Città che ti hanno colpito?
Tutte hanno un’energia particolare. Parigi è stata una bomba, Londra indescrivibile. Sono molto curioso di andare in Spagna. Per me non ci sono differenze a livello di pubblico sul piano dell’appartenenza. Mi spiego: il pubblico italiano non è più o meno caldo rispetto a quello internazionale, quello che davvero fa la differenza è l’energia che esprime, che emana, in quella particolare circostanza o serata. Anche i club fanno la loro parte, sono tutti diversi tra loro.
Se dico che hai raccolto di più, sul piano dello spessore artistico, da questo Festival di Sanremo in cui sei arrivato sesto rispetto a quello vinto con Blanco nel 2022, sbaglio?
No, è andata così. Come team siamo andati molto preparati a questa ultima edizione del Festival, ho pubblicato il disco “Nei letti degli altri” di cui “Tuta Gold” è una parte fondamentale. Siamo andati a Sanremo proprio con l’idea di promuovere un progetto su cui ho lavorato due anni e mezzo. Con Blanco avevamo una canzone, un episodio che si fermava lì. Sono stati due approcci al Festival molto diversi tra loro.
“Nei letti degli altri” che cosa rappresenta per te?
È il disco più empatico che abbia mai scritto. È figlio di un lungo lavoro fatto su di me, sul cambiamento che ho avuto anche nel relazionarmi con le altre persone. Le canzoni sono nate di pari passo con un processo di autoanalisi.
Il successo di “Tuta Gold” dimostra che c’è sempre di più un gusto nuovo, anche in Italia, per un certo genere di musica?

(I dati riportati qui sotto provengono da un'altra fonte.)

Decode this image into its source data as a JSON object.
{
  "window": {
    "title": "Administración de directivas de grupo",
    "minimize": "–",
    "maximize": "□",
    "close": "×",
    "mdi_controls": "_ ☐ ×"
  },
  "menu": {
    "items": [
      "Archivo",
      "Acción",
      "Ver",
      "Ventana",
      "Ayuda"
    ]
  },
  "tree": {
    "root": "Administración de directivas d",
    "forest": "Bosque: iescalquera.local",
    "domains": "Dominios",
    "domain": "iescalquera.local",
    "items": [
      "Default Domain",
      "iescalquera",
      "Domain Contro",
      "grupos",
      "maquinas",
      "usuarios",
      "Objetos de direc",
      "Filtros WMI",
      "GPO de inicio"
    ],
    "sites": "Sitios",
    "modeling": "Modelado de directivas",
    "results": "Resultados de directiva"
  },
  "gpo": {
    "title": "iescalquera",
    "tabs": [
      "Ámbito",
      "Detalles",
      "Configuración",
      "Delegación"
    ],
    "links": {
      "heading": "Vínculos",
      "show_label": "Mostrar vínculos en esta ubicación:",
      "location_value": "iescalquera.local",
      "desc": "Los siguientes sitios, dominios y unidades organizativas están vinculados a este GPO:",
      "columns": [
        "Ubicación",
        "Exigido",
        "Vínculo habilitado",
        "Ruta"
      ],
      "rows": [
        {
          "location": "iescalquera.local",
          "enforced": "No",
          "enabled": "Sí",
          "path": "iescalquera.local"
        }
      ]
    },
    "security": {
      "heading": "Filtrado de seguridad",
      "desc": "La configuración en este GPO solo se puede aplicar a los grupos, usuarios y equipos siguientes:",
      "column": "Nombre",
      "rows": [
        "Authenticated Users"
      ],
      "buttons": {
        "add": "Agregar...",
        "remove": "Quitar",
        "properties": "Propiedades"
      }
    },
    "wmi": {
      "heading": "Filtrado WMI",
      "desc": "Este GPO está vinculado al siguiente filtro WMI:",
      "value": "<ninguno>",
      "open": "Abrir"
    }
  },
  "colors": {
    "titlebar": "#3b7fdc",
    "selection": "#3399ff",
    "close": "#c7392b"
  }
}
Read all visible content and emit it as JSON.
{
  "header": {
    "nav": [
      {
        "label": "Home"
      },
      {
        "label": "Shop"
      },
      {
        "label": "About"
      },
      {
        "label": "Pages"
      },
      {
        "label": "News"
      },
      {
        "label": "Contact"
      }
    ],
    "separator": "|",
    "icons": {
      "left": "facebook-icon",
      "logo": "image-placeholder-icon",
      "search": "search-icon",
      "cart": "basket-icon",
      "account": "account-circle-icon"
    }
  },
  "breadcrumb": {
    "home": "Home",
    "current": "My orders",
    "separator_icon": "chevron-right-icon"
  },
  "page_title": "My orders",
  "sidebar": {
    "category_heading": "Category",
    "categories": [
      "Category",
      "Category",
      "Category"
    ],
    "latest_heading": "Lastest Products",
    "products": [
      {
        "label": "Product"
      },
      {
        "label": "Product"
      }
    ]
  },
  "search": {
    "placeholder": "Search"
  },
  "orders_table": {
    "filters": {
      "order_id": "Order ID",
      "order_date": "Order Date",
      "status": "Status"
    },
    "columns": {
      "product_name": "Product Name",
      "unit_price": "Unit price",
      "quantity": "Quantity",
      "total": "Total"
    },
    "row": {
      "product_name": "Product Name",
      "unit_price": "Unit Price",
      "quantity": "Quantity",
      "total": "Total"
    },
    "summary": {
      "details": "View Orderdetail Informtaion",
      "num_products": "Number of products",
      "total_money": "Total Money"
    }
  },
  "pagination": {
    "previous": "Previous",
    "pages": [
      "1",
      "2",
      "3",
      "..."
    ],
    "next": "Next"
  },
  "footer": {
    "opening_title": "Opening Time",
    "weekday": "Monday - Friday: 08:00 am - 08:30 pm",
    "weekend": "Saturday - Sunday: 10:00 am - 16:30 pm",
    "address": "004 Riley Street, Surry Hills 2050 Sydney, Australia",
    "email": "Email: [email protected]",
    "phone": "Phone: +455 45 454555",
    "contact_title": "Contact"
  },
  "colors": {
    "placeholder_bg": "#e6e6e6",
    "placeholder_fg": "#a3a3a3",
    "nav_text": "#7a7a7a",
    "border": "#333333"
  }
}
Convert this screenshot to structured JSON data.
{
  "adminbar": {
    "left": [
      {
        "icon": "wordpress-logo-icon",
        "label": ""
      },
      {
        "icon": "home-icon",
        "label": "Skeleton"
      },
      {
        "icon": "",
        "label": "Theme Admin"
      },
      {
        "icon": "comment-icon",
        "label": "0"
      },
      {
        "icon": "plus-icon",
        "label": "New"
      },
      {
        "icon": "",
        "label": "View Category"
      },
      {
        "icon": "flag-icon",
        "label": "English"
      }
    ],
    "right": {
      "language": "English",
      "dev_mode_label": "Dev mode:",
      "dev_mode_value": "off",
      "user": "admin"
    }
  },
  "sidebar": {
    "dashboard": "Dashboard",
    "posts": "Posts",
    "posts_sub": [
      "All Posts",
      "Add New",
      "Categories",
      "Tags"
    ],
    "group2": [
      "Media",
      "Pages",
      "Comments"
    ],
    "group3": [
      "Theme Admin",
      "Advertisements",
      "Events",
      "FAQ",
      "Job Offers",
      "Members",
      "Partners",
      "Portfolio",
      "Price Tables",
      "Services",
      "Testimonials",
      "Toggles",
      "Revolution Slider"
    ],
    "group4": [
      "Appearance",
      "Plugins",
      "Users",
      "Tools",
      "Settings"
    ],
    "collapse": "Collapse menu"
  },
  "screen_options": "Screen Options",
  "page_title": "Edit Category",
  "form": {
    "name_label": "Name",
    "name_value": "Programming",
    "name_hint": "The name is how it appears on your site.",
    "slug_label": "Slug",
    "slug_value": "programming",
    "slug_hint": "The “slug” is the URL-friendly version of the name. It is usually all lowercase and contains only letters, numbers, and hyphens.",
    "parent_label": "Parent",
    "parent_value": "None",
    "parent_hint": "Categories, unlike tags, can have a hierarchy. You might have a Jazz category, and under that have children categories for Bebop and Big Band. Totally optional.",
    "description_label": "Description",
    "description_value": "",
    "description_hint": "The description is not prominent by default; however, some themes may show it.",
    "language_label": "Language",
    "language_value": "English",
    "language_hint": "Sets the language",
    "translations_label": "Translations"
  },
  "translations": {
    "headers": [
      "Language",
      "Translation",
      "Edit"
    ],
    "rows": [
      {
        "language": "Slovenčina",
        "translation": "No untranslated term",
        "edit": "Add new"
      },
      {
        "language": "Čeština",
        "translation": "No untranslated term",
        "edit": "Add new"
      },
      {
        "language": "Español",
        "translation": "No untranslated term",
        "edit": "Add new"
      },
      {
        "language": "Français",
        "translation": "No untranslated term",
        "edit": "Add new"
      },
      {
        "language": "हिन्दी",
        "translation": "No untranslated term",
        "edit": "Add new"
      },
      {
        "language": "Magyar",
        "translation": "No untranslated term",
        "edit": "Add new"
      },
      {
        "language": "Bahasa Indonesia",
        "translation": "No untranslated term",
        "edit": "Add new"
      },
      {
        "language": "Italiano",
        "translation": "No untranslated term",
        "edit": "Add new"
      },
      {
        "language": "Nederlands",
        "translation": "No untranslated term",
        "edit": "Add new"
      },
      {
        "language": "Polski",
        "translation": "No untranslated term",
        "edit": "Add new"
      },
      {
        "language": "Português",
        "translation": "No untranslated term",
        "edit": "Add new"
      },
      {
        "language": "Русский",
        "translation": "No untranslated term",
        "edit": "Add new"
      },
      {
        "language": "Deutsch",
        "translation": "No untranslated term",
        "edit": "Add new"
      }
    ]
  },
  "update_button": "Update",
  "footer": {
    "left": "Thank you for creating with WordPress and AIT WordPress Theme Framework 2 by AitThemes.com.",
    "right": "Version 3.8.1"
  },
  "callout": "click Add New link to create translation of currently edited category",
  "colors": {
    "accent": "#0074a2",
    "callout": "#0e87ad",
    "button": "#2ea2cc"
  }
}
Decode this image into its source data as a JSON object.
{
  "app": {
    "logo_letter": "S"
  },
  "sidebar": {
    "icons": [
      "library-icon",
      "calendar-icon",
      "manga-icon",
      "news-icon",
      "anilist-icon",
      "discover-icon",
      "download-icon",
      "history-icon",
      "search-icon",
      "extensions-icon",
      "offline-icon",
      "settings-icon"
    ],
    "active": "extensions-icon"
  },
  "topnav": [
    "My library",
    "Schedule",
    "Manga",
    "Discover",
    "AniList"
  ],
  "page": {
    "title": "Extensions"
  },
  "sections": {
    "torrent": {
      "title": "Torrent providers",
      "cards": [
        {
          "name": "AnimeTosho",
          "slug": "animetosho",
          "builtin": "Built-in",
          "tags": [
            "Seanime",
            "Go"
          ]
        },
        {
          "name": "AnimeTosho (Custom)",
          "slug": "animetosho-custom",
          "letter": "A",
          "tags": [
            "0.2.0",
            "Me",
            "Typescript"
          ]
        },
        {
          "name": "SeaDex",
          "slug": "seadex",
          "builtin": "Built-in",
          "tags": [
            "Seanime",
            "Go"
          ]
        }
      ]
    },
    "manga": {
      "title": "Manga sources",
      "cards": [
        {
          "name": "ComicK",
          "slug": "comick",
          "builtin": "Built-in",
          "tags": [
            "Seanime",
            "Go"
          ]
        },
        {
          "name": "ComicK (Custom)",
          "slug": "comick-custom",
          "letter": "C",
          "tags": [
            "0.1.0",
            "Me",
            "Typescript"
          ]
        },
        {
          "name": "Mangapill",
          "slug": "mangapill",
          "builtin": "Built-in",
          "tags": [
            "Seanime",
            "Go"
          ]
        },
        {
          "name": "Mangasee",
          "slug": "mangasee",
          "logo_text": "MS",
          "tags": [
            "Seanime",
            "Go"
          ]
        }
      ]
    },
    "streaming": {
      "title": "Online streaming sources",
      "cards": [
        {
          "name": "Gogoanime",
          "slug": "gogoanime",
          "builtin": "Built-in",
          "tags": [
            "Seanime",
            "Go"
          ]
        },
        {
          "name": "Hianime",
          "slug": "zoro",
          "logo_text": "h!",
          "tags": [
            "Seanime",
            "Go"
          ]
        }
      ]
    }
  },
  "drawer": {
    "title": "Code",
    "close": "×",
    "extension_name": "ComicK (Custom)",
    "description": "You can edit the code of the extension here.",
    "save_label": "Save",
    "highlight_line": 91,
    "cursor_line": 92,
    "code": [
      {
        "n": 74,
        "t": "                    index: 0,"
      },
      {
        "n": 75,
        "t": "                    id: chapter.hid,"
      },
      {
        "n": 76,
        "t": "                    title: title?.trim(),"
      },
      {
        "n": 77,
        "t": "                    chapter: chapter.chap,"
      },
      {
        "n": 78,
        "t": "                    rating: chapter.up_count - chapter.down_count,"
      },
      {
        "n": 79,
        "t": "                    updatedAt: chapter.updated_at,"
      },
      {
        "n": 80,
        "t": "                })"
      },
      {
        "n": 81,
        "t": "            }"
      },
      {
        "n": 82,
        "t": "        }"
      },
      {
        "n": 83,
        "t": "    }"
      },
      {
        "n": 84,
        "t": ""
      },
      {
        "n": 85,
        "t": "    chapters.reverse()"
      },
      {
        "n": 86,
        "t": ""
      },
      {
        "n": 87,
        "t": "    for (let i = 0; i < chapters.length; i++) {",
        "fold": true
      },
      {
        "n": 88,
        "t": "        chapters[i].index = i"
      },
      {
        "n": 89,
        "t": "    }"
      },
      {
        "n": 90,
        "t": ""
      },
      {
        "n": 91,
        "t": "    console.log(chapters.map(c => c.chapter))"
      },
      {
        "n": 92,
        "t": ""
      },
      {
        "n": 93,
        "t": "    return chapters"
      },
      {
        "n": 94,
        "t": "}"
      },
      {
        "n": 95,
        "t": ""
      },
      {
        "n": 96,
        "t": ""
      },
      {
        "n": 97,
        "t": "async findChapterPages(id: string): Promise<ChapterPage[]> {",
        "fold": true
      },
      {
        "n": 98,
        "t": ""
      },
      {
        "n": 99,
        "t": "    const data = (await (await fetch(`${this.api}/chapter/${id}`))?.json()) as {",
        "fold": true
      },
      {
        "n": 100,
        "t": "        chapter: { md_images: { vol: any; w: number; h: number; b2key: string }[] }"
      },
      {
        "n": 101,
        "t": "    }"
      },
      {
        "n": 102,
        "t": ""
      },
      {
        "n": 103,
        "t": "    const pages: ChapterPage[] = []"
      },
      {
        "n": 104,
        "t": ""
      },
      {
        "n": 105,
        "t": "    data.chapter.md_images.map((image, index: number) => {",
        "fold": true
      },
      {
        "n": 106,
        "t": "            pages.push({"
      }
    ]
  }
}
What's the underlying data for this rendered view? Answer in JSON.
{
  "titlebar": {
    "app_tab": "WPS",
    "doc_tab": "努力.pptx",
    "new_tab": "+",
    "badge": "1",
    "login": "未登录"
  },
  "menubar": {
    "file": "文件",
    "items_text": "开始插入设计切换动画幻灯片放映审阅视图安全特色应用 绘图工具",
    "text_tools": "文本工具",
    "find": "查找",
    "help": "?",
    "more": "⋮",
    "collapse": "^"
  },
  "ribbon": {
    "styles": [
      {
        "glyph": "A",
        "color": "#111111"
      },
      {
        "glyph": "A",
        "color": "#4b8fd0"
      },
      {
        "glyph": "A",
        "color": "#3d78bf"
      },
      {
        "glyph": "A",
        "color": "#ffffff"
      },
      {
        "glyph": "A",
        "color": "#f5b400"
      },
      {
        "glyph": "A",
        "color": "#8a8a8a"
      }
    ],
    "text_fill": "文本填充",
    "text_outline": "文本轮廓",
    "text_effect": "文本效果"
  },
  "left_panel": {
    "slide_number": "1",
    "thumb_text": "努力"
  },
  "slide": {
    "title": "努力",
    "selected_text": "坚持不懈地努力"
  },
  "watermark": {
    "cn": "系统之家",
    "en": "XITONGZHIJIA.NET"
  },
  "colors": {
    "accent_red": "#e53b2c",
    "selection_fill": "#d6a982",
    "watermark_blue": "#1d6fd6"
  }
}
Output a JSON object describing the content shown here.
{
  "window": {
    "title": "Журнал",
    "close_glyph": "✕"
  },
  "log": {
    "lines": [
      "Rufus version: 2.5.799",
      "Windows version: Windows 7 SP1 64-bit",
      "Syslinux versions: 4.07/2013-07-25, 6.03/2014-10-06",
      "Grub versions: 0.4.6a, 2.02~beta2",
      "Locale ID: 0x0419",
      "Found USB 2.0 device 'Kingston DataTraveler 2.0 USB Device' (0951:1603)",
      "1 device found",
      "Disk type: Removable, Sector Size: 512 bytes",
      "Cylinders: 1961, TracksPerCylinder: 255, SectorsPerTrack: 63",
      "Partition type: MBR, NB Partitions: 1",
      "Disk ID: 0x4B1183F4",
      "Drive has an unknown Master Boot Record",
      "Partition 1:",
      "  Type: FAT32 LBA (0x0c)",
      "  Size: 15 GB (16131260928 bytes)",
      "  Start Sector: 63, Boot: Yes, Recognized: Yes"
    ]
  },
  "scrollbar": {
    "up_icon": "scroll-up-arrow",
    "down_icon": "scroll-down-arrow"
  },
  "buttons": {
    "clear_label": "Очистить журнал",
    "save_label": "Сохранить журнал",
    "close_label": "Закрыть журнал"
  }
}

Il pezzo, già di per sé, nasce per essere qualche cosa di diverso da tutto quello che avevo fatto prima. Non avevo mai scritto su un baile funk, la mia idea era quella di realizzare un brano con quel ritmo, ma dal testo malinconico. Detto ciò, mai e poi mai mi sarei aspettato un successo come quello che ha ottenuto.
Hai collaborato con Angèle in “Sempre/Jamais”. Punti ad altre collaborazioni di livello internazionale? Qualche nome?
Non li faccio più. Ogni volta che racconto con chi sogno di collaborare alla fine non succede nulla. Stop nomi (ride, ndr). Con Angèle è stato speciale, abbiamo proprio fatto abbracciare due mondi, che hanno delle differenze. Ci siamo scritti su Instagram, poi beccati diverse volte a Parigi. Abbiamo scritto il ritornello insieme e poi le strofe separati, per questo si sente un’unione particolare. Non è stato un feat “piazzato”, di quelli che devi fare per forza, è nato in modo vero e naturale. E comunque sì, ho in serbo altre collaborazioni internazionali.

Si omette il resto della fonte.